Un’inchiesta dell’Espresso rivela che i 2.908 dipendenti di Camera e Senato costano 568 milioni di euro l’anno (370 nel bilancio della Camera e 198 in quello del Senato). Gli stipendi possono essere molto diversi: si va da 1.531 euro netti al mese di un commesso appena assunto a 23.206 euro lordi di un alto dirigente alla Camera con 35 anni di anzianità. Più di tutti prendono i segretari generali del Senato e della Camera. I primi guadagnano 485 mila euro lordi l’anno, il secondo 483 mila. Gli stenografi del Senato (sono 60 in tutto) all’apice della carriera possono arrivare ad avere uno stipendio da 253 mila 700 euro: cioè più alto di quello del presidente della Repubblica (218 mila euro), del presidente del Consiglio Prodi (212 mila euro tra indennità parlamentare, stipendio da premier e indennità di funzione), più dei ministri D’Alema (190 mila euro) e Padoa-Schioppa (203.394).
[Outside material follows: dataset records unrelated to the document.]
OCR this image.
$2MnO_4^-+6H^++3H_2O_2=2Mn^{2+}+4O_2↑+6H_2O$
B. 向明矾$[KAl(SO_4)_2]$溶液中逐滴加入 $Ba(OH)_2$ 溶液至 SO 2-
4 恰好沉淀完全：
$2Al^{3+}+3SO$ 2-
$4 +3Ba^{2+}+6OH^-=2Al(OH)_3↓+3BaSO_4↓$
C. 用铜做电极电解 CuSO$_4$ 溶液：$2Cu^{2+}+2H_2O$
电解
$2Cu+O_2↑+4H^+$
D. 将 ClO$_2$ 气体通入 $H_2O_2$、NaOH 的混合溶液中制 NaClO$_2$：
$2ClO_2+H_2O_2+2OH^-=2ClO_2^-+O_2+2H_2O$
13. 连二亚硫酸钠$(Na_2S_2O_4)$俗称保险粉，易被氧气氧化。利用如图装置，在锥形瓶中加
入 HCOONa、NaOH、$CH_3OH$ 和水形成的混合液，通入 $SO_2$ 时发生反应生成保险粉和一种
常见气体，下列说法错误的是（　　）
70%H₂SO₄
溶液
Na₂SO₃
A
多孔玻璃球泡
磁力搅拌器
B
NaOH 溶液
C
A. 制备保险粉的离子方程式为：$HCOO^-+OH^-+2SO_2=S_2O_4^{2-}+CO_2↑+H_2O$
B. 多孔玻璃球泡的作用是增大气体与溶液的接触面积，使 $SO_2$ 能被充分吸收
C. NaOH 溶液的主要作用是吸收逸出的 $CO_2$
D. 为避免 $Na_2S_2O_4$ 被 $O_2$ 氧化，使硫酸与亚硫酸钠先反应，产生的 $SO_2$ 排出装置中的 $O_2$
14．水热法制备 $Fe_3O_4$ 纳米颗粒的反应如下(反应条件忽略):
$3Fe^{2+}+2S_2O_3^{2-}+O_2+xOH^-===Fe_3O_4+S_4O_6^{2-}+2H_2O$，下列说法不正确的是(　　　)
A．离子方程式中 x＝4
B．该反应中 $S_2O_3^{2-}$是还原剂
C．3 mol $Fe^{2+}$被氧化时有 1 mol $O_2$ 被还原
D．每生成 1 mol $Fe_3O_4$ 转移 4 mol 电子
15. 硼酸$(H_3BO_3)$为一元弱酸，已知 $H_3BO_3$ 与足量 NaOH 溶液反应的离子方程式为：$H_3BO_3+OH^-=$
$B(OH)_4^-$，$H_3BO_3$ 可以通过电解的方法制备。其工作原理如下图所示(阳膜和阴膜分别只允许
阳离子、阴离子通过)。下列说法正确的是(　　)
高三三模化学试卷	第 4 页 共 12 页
Il ragioniere di Montecitorio guadagna 237.560 euro lordi l’anno e i barbieri, definiti «operatori tecnici» possono incassare anche 133 mila euro lordi annuali, cioè 35 mila euro più di un magistrato di Corte d’appello con 13 anni di anzianità (98 mila euro). Altro dato: l’età media in cui i dipendenti del Senato vanno in pensione è di 56 anni, fino al 1992 era di 52.